4 ans après sa création et son ouverture, l’école publique de Djiko située dans l’arrondissement de Djebem, département du Koung-Khi est logée dans un bâtiment d’emprunt. Enseignants et élèves évoluent dans de très mauvaises conditions.

 

C’est le foyer du village DJIKO qui abrite l’école primaire publique de la localité pourtant créée depuis le 1er Août 2013. L’intérieur du foyer est subdivisé en 5 salles de classe, à l’aide des contrevents qui doivent être renouvelés à chaque rentrée scolaire.

 

La SIL (Section d’initiation au langage) et le CP (Cours préparatoire) qui constituent le niveau 1 sont jumelés. Les classes des niveaux 2 et 3 sont chacune dans une salle.

Cette école primaire à cycle complet comprend 2 personnels de l’État dont le Directeur, et 5 personnels bénévoles (maîtres des parents). Une semaine après la rentrée scolaire 2017-2018, l’effectif affiche une centaine d’élèves. Près de 150 sont encore attendus. Ils sont occupés par les travaux champêtres souligne le directeur, Jean Baptiste NOUTOUOM.
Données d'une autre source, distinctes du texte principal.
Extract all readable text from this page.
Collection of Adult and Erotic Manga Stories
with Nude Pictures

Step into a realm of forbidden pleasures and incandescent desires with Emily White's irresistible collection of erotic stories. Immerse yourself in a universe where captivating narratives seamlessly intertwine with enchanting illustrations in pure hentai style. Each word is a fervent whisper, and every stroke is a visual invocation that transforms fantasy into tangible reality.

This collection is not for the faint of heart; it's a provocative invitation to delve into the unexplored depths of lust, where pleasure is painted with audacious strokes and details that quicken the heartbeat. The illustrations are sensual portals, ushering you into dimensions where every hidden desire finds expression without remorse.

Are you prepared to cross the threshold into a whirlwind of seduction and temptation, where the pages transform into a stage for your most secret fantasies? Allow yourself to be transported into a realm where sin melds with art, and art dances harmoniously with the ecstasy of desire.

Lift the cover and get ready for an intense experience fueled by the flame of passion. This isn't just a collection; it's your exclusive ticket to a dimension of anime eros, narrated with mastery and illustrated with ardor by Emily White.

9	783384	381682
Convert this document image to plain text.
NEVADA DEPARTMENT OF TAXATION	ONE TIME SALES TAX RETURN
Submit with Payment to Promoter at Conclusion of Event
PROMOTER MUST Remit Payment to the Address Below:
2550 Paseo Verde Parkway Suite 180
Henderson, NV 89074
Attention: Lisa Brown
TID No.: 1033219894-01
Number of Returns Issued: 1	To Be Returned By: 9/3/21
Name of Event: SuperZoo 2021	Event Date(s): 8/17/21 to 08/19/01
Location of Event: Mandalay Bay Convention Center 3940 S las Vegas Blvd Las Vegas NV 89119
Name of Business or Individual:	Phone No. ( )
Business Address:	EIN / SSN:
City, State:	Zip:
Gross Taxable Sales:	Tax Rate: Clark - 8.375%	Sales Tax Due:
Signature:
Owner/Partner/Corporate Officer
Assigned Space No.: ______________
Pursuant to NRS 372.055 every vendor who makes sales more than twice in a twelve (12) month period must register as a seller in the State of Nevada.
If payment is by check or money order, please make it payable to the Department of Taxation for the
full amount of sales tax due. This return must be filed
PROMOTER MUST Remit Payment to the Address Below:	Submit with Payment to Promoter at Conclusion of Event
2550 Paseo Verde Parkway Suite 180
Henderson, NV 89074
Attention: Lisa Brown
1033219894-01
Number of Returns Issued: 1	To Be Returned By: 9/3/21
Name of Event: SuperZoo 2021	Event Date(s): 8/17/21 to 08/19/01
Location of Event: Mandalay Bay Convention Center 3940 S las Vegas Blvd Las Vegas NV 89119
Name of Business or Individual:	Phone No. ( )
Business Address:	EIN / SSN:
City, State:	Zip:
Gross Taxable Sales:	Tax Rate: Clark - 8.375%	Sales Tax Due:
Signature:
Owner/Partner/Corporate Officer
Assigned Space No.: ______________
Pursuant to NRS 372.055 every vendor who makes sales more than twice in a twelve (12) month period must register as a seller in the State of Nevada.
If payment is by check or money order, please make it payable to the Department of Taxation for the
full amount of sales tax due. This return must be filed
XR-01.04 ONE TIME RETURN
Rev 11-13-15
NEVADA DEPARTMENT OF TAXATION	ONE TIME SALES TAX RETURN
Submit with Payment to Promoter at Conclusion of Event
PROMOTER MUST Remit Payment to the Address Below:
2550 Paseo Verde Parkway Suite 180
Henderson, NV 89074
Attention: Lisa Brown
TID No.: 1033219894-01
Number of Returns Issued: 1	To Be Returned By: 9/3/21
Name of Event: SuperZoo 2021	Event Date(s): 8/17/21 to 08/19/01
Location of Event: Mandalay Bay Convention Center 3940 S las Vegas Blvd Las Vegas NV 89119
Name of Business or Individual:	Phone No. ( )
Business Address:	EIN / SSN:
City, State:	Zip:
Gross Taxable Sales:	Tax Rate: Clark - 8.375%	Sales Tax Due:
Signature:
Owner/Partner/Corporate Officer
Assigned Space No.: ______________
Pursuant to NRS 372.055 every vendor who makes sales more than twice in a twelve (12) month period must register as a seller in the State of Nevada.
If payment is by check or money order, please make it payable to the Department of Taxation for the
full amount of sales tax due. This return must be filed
Une fois entrée dans le foyer pendant les cours, on se croirait dans un marché. Un environnement bruyant auquel se sont habitués, enseignants et élèves. Les bruits ne nous gênent plus; puisque nous sommes déjà familiarisés à ces bruits dira Mr TCHUENKAM, Maître à l’école publique de Djiko. Ajouté à ces mauvaises conditions de travail et d’apprentissage, le manque de toilettes.

 

Malgré cette situation déplorable, les enseignants se donnent à cœur joie à l’encadrement des enfants dont ils ont la charge. D’où le pourcentage de réussite aux examens très satisfaisant (100%). “J’ai pris la responsabilité que je vais enseigner mes enfants et non les enfants des autres, je suis làje me sacrifie pour eux“, renchérit Mr TCHUENKAM.
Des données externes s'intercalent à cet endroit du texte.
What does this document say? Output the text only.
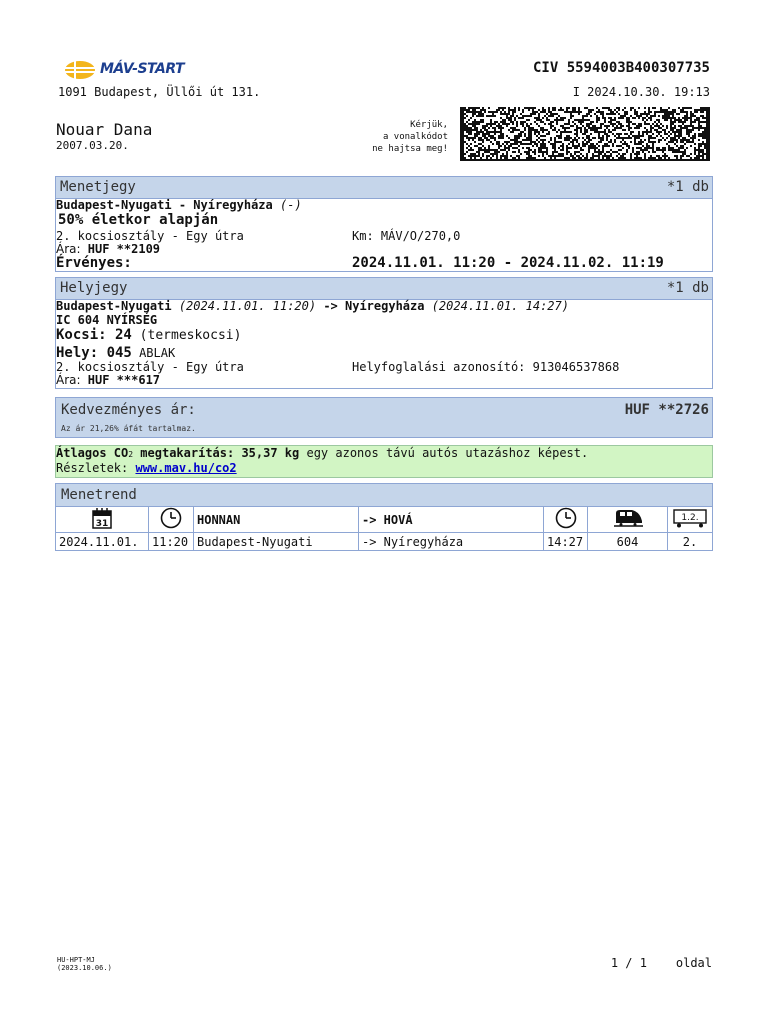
MÁV-START	CIV 5594003B400307735
1091 Budapest, Üllői út 131.	I 2024.10.30. 19:13
Nouar Dana
2007.03.20.
Kérjük,
a vonalkódot
ne hajtsa meg!
Menetjegy	*1 db
Budapest-Nyugati - Nyíregyháza (-)
50% életkor alapján
2. kocsiosztály - Egy útra	Km: MÁV/O/270,0
Ára: HUF **2109
Érvényes:	2024.11.01. 11:20 - 2024.11.02. 11:19
Helyjegy	*1 db
Budapest-Nyugati (2024.11.01. 11:20) -> Nyíregyháza (2024.11.01. 14:27)
IC 604 NYÍRSÉG
Kocsi: 24 (termeskocsi)
Hely: 045 ABLAK
2. kocsiosztály - Egy útra	Helyfoglalási azonosító: 913046537868
Ára: HUF ***617
Kedvezményes ár:	HUF **2726
Az ár 21,26% áfát tartalmaz.
Átlagos CO2 megtakarítás: 35,37 kg egy azonos távú autós utazáshoz képest.
Részletek: www.mav.hu/co2
Menetrend
31		HONNAN	-> HOVÁ			1.2.

2024.11.01.	11:20	Budapest-Nyugati	-> Nyíregyháza	14:27	604	2.
HU-HPT-MJ
(2023.10.06.)	1 / 1 oldal
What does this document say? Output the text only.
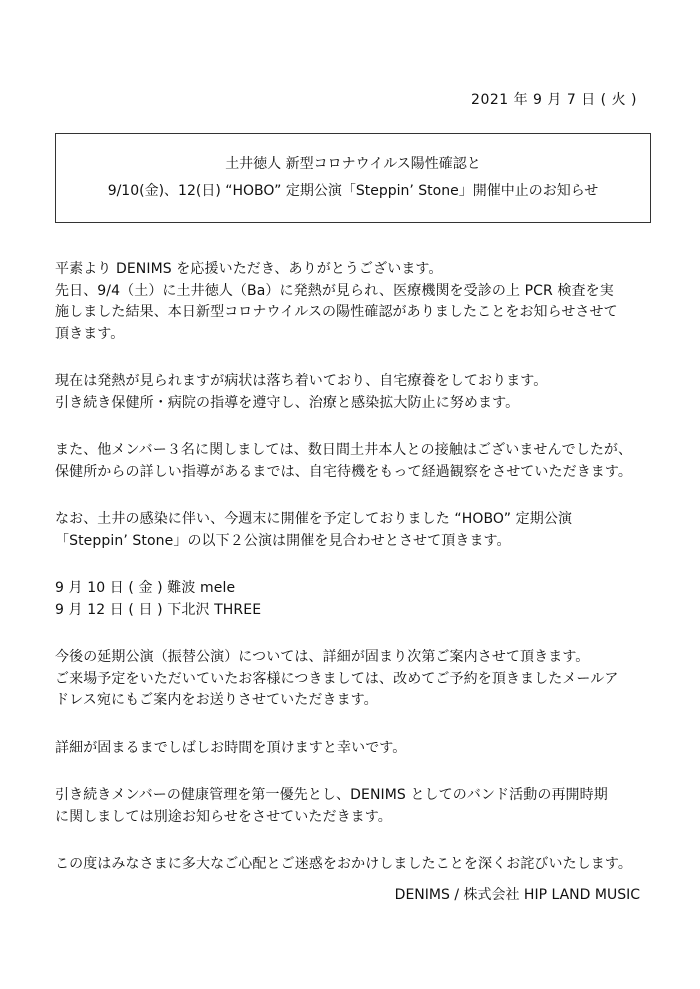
2021 年 9 月 7 日 ( 火 )
土井徳人 新型コロナウイルス陽性確認と
9/10(金)、12(日) “HOBO” 定期公演「Steppin’ Stone」開催中止のお知らせ
平素より DENIMS を応援いただき、ありがとうございます。
先日、9/4（土）に土井徳人（Ba）に発熱が見られ、医療機関を受診の上 PCR 検査を実
施しました結果、本日新型コロナウイルスの陽性確認がありましたことをお知らせさせて
頂きます。
現在は発熱が見られますが病状は落ち着いており、自宅療養をしております。
引き続き保健所・病院の指導を遵守し、治療と感染拡大防止に努めます。
また、他メンバー３名に関しましては、数日間土井本人との接触はございませんでしたが、
保健所からの詳しい指導があるまでは、自宅待機をもって経過観察をさせていただきます。
なお、土井の感染に伴い、今週末に開催を予定しておりました “HOBO” 定期公演
「Steppin’ Stone」の以下２公演は開催を見合わせとさせて頂きます。
9 月 10 日 ( 金 ) 難波 mele
9 月 12 日 ( 日 ) 下北沢 THREE
今後の延期公演（振替公演）については、詳細が固まり次第ご案内させて頂きます。
ご来場予定をいただいていたお客様につきましては、改めてご予約を頂きましたメールア
ドレス宛にもご案内をお送りさせていただきます。
詳細が固まるまでしばしお時間を頂けますと幸いです。
引き続きメンバーの健康管理を第一優先とし、DENIMS としてのバンド活動の再開時期
に関しましては別途お知らせをさせていただきます。
この度はみなさまに多大なご心配とご迷惑をおかけしましたことを深くお詫びいたします。
DENIMS / 株式会社 HIP LAND MUSIC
Toutes les démarches entreprises auprès des autorités locales et élites pour une amélioration sont restées vaines précise le Directeur. “Les élites que j’ai rencontrées, disent que ce n’est pas leur affaire, que c’est l’affaire de l’état souligne à grand trait le Directeur de l’école.

 

Toutefois, la Mairie de Demdeng a érigé non loin du foyer, un bâtiment de deux salles de classe et un bureau pour le Directeur. Bâtiment qui ne peut accueillir les élèves car inachevé. Les responsables de l’école publique de Djiko implorent l’aide des pouvoirs publics.

 

Cet état de chose nous amène à nous questionner sur la maturation des projets dans notre pays. Comment arrive-t-on à créer et à ouvrir un établissement scolaire sans bâtiment et parfois même sans site? Le cas de l’école publique de Djiko n’est pas un cas isolé dans notre cher pays, le Cameroun.